When the KOS-MI program was first implemented in Poland, it was available in 42 centers. That number has since increased to 68 [32]. Despite this growth, availability remains limited, particularly as the incidence of acute coronary syndrome rises. Data from the NFZ show an increase in acute coronary syndrome cases from 69,500 in 2016 to 76,000 in 2019.

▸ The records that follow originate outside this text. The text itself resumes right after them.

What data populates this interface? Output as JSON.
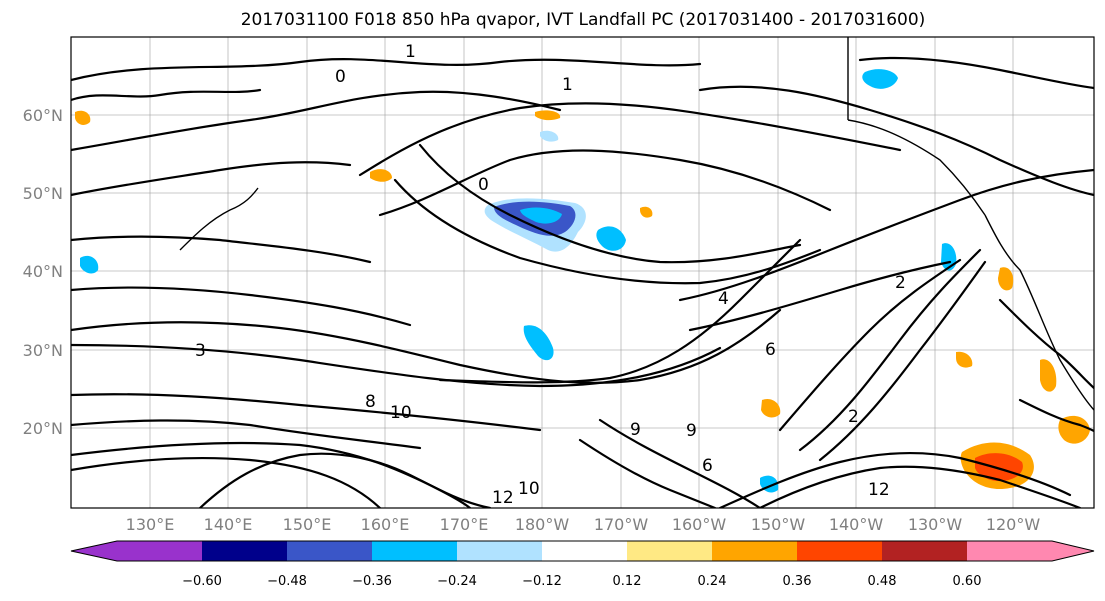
{
  "title": "2017031100 F018 850 hPa qvapor, IVT Landfall PC (2017031400 - 2017031600)",
  "lat_labels": [
    "60°N",
    "50°N",
    "40°N",
    "30°N",
    "20°N"
  ],
  "lon_labels": [
    "130°E",
    "140°E",
    "150°E",
    "160°E",
    "170°E",
    "180°W",
    "170°W",
    "160°W",
    "150°W",
    "140°W",
    "130°W",
    "120°W"
  ],
  "contour_labels": [
    "1",
    "0",
    "1",
    "0",
    "2",
    "4",
    "6",
    "8",
    "10",
    "12",
    "9",
    "3",
    "12",
    "10",
    "6",
    "2",
    "9"
  ],
  "colorbar": {
    "ticks": [
      "−0.60",
      "−0.48",
      "−0.36",
      "−0.24",
      "−0.12",
      "0.12",
      "0.24",
      "0.36",
      "0.48",
      "0.60"
    ],
    "colors": [
      "#9932CC",
      "#00008B",
      "#3A56C8",
      "#00BFFF",
      "#B0E2FF",
      "#FFFFFF",
      "#FFE984",
      "#FFA500",
      "#FF4500",
      "#B22222",
      "#FF88B0"
    ]
  }
}
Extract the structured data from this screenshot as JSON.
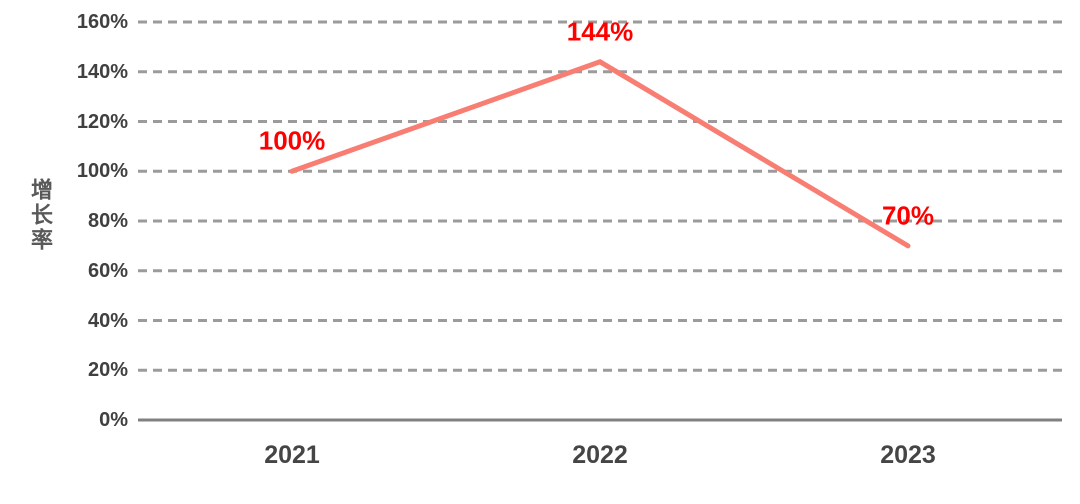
{
  "chart_data": {
    "type": "line",
    "title": "",
    "xlabel": "",
    "ylabel": "增长率",
    "categories": [
      "2021",
      "2022",
      "2023"
    ],
    "series": [
      {
        "name": "增长率",
        "values": [
          100,
          144,
          70
        ]
      }
    ],
    "data_labels": [
      "100%",
      "144%",
      "70%"
    ],
    "y_ticks": [
      "0%",
      "20%",
      "40%",
      "60%",
      "80%",
      "100%",
      "120%",
      "140%",
      "160%"
    ],
    "ylim": [
      0,
      160
    ],
    "y_tick_step": 20,
    "grid": "horizontal-dashed",
    "legend": "none",
    "colors": {
      "line": "#f87d72",
      "data_label": "#ff0000",
      "tick_text": "#404040",
      "x_tick_text": "#454545",
      "ylabel_text": "#595959",
      "gridline": "#9b9b9b",
      "axis_line": "#808080",
      "background": "#ffffff"
    }
  }
}
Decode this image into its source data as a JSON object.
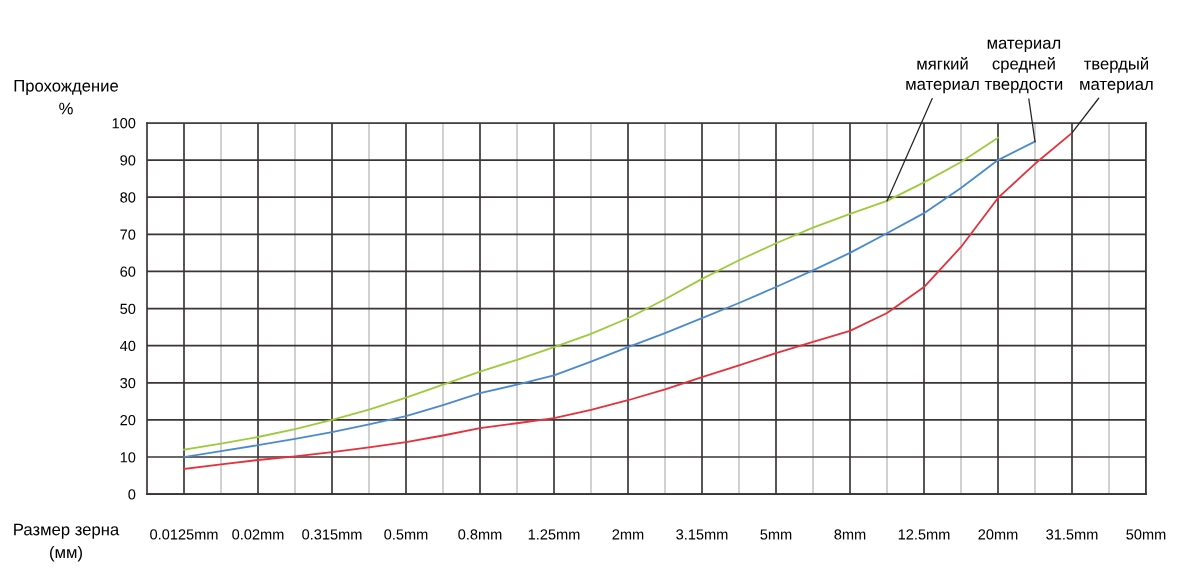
{
  "chart_data": {
    "type": "line",
    "ylabel": "Прохождение\n%",
    "xlabel": "Размер зерна\n(мм)",
    "ylim": [
      0,
      100
    ],
    "yticks": [
      0,
      10,
      20,
      30,
      40,
      50,
      60,
      70,
      80,
      90,
      100
    ],
    "categories": [
      "0.0125mm",
      null,
      "0.02mm",
      null,
      "0.315mm",
      null,
      "0.5mm",
      null,
      "0.8mm",
      null,
      "1.25mm",
      null,
      "2mm",
      null,
      "3.15mm",
      null,
      "5mm",
      null,
      "8mm",
      null,
      "12.5mm",
      null,
      "20mm",
      null,
      "31.5mm",
      null,
      "50mm"
    ],
    "grid": true,
    "legend": false,
    "marker": "none",
    "line_style": "solid",
    "series": [
      {
        "name": "мягкий\nматериал",
        "color": "#9ccc3c",
        "values": [
          12,
          13.6,
          15.4,
          17.5,
          20,
          22.8,
          26,
          29.5,
          33,
          36.2,
          39.6,
          43.2,
          47.4,
          52.5,
          58,
          63,
          67.6,
          71.8,
          75.5,
          79,
          84,
          89.5,
          96,
          null,
          null,
          null,
          null
        ]
      },
      {
        "name": "материал\nсредней\nтвердости",
        "color": "#4a8ad0",
        "values": [
          10,
          11.6,
          13.2,
          14.9,
          16.7,
          18.8,
          21,
          24,
          27.2,
          29.5,
          32,
          35.7,
          39.6,
          43.4,
          47.4,
          51.5,
          55.8,
          60.3,
          65,
          70.3,
          75.7,
          82.5,
          90,
          95,
          null,
          null,
          null
        ]
      },
      {
        "name": "твердый\nматериал",
        "color": "#e8303a",
        "values": [
          6.8,
          8,
          9.2,
          10.2,
          11.3,
          12.6,
          14,
          15.8,
          17.8,
          19.1,
          20.5,
          22.7,
          25.3,
          28.2,
          31.5,
          34.7,
          38,
          41,
          44,
          48.8,
          55.8,
          66.6,
          79.8,
          89,
          97.3,
          null,
          null
        ]
      }
    ]
  }
}
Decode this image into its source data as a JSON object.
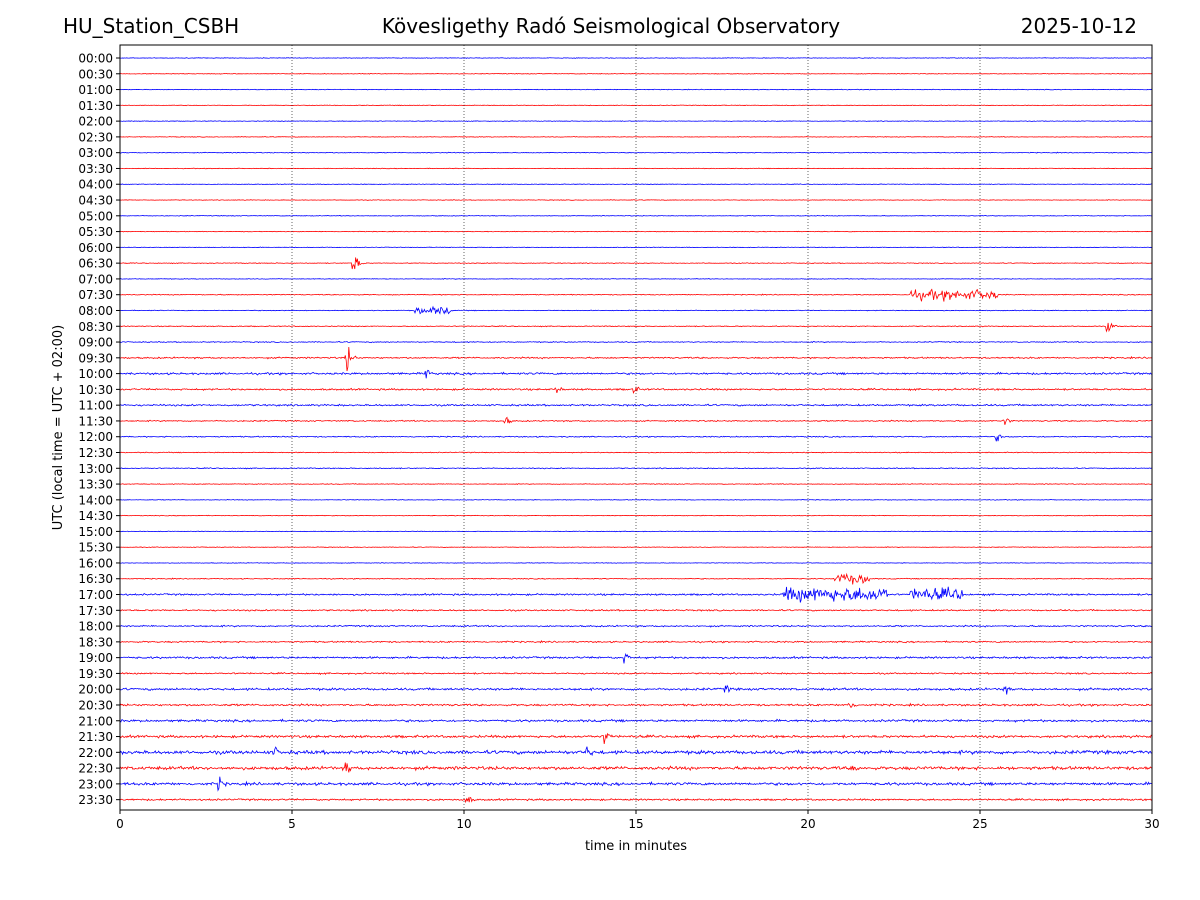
{
  "header": {
    "station": "HU_Station_CSBH",
    "observatory": "Kövesligethy Radó Seismological Observatory",
    "date": "2025-10-12"
  },
  "chart_data": {
    "type": "line",
    "title": "Kövesligethy Radó Seismological Observatory",
    "xlabel": "time in minutes",
    "ylabel": "UTC (local time = UTC + 02:00)",
    "xlim": [
      0,
      30
    ],
    "xticks": [
      0,
      5,
      10,
      15,
      20,
      25,
      30
    ],
    "grid": "vertical dotted lines at 5-minute ticks",
    "colors": {
      "even_rows": "#0000ff",
      "odd_rows": "#ff0000"
    },
    "rows": [
      "00:00",
      "00:30",
      "01:00",
      "01:30",
      "02:00",
      "02:30",
      "03:00",
      "03:30",
      "04:00",
      "04:30",
      "05:00",
      "05:30",
      "06:00",
      "06:30",
      "07:00",
      "07:30",
      "08:00",
      "08:30",
      "09:00",
      "09:30",
      "10:00",
      "10:30",
      "11:00",
      "11:30",
      "12:00",
      "12:30",
      "13:00",
      "13:30",
      "14:00",
      "14:30",
      "15:00",
      "15:30",
      "16:00",
      "16:30",
      "17:00",
      "17:30",
      "18:00",
      "18:30",
      "19:00",
      "19:30",
      "20:00",
      "20:30",
      "21:00",
      "21:30",
      "22:00",
      "22:30",
      "23:00",
      "23:30"
    ],
    "noise_level": [
      0.25,
      0.25,
      0.25,
      0.25,
      0.25,
      0.25,
      0.3,
      0.25,
      0.25,
      0.25,
      0.25,
      0.25,
      0.25,
      0.3,
      0.25,
      0.35,
      0.3,
      0.35,
      0.4,
      0.6,
      0.8,
      0.7,
      0.7,
      0.5,
      0.45,
      0.35,
      0.4,
      0.3,
      0.25,
      0.25,
      0.25,
      0.25,
      0.25,
      0.35,
      0.7,
      0.6,
      0.6,
      0.6,
      0.8,
      0.6,
      0.9,
      0.8,
      0.9,
      1.0,
      1.4,
      1.3,
      1.1,
      0.7
    ],
    "events": [
      {
        "row": "06:30",
        "minute": 6.8,
        "amplitude": 11
      },
      {
        "row": "07:30",
        "minute": 23.0,
        "amplitude": 4,
        "duration": 2.5
      },
      {
        "row": "08:00",
        "minute": 8.6,
        "amplitude": 3,
        "duration": 1
      },
      {
        "row": "08:30",
        "minute": 28.7,
        "amplitude": 7
      },
      {
        "row": "09:30",
        "minute": 6.6,
        "amplitude": 13
      },
      {
        "row": "10:00",
        "minute": 8.9,
        "amplitude": 5
      },
      {
        "row": "10:30",
        "minute": 14.9,
        "amplitude": 6
      },
      {
        "row": "10:30",
        "minute": 12.7,
        "amplitude": 4
      },
      {
        "row": "11:30",
        "minute": 11.2,
        "amplitude": 5
      },
      {
        "row": "11:30",
        "minute": 25.7,
        "amplitude": 5
      },
      {
        "row": "12:00",
        "minute": 25.5,
        "amplitude": 4
      },
      {
        "row": "16:30",
        "minute": 20.8,
        "amplitude": 4,
        "duration": 1
      },
      {
        "row": "17:00",
        "minute": 19.3,
        "amplitude": 6,
        "duration": 3
      },
      {
        "row": "17:00",
        "minute": 23.0,
        "amplitude": 5,
        "duration": 1.5
      },
      {
        "row": "19:00",
        "minute": 14.7,
        "amplitude": 5
      },
      {
        "row": "20:00",
        "minute": 17.6,
        "amplitude": 5
      },
      {
        "row": "20:00",
        "minute": 25.7,
        "amplitude": 6
      },
      {
        "row": "20:30",
        "minute": 21.2,
        "amplitude": 7
      },
      {
        "row": "21:30",
        "minute": 14.1,
        "amplitude": 8
      },
      {
        "row": "22:00",
        "minute": 4.5,
        "amplitude": 6
      },
      {
        "row": "22:00",
        "minute": 13.6,
        "amplitude": 7
      },
      {
        "row": "22:30",
        "minute": 6.6,
        "amplitude": 6
      },
      {
        "row": "22:30",
        "minute": 21.3,
        "amplitude": 6
      },
      {
        "row": "23:00",
        "minute": 2.9,
        "amplitude": 6
      },
      {
        "row": "23:30",
        "minute": 10.1,
        "amplitude": 5
      }
    ]
  }
}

This study has several limitations. As a single-arm, observational analysis, it does not allow for causal inference; observed improvements in LDL cholesterol and LVEF, particularly in patients with initially low values, should be interpreted with caution, as they may result from natural variation or unmeasured factors. The absence of a control group – due to the program’s integration into routine care – further limits the ability to isolate the effect of the intervention. Additionally, the small sample size and short follow-up reduce the generalizability of the findings and prevent conclusions about long-term outcomes. Despite these constraints, the results offer meaningful real-world insights and highlight areas for future, controlled research.
Conclusions
The KOS-MI Program demonstrated effectiveness in post-MI care, with low rates of adverse events at one and 3 years and notable improvements in LVEF, particularly in patients with baseline values below 30%. However, despite a significant reduction in LDL levels, 80.9% of patients failed to meet target values, highlighting the need for more effective lipid-lowering strategies. Some clinical parameters showed less consistent progress, suggesting areas that require further refinement. To optimize long-term outcomes, future efforts should focus on improving patient adherence, addressing barriers to engagement, and implementing personalized interventions based on individual risk profiles.